Small Radios, Big Televisions screen courtesy of Adult Swim

This was my favorite chill puzzle game of the year. I adore games that feature puzzles as a primary point of interaction (my love/hate relationship with The Witness also explains that), and Small Radios, Big Televisions is a relaxed, pretty, low-poly exercise in playing with environments and figuring out what to do. Nothing bad ever really happens, and exploring and poking around just so gives you these glimpses into 3D dioramas of outdoor scenes. It's a little weird, evocative, and stress-free.

Wit.Nes

Wit.Nes screen courtesy of Dustmop

Speaking of stress-free puzzle, I like Dustmop's (disclosure: he is a personal friend) NES-style demake of The Witness better than The Witness. It stripped out the terrible rationalist rhetoric, favoring pure puzzle-solving in a pretty space. It also made me smile and didn't cause any splitting headaches, or mild tantrums.

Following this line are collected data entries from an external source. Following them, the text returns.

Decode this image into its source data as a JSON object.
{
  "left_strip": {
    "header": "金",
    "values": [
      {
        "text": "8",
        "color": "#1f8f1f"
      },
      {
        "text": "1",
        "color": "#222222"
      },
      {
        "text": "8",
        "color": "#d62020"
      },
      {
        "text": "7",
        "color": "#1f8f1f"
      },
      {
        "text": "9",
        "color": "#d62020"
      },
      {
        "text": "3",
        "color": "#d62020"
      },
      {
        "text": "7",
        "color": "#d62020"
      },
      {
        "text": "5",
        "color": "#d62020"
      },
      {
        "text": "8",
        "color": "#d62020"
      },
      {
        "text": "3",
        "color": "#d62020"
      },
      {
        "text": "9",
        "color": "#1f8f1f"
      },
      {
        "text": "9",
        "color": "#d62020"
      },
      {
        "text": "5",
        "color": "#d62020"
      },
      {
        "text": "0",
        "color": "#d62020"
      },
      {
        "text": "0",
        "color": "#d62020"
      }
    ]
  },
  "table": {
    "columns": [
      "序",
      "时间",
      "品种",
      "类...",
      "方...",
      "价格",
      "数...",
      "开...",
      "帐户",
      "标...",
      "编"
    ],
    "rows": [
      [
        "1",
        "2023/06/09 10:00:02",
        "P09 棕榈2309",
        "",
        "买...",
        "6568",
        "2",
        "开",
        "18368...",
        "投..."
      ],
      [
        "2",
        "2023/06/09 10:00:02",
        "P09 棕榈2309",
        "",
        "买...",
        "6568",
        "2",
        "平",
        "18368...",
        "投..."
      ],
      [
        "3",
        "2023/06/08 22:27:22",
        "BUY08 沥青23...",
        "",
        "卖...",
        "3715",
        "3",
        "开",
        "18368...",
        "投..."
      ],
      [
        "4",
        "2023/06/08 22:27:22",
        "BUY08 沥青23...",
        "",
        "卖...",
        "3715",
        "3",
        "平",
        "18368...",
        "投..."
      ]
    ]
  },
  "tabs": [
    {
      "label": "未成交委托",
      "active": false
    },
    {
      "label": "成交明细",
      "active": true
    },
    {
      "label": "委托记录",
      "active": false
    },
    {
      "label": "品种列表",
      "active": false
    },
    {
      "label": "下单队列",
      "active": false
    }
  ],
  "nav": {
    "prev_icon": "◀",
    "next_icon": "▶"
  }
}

Diaries of a Spaceport Janitor

Diaries of a Spaceport Janitor screen courtesy of tinyBuild

Austin covered this beautifully in his own list, and I agree with his reasons for enjoying it. I love that it is so weird and happily low-fi and sort of joyous, while simultaneously hitting salient points about being down and out in a big city, prey to bigger, or meaner, or ever-more privileged citizens of your spaceport. Our systems suck, nothing is fair, and yet, still, there is beauty and comedy to enjoy, community to be a part of.

SUPERHOT

SUPERHOT screen courtesy of SUPERHOT team

It was exciting and fun to play an FPS that really changed the rules in a creative way. SUPERHOT came out of a prototype made in a game jam, where folks often feel encouraged to get playful with established rulesets and conventions, and the finished game felt like an intelligent, well-curated package of that sort of creativity at work.

Overcooked

Overcooked screen courtesy of Team17 Digital Ltd

Next to the Jackbox Party Pack (volume 2!), this was my most-played party game of the year. I brought it with me on a girls' weekend trip up to a cabin on the north border of Lake George, NY, and we hiked, watched horror movies, and played Overcooked for like two days, cackling as we inevitably screwed up orders and reveled in the controlled chaos of a busy kitchen. It's a goofy, lovable, tightly designed co-op rush, and I love it.

Even when an extremely drunk friend insists on playing one level over and over until we get it perfect.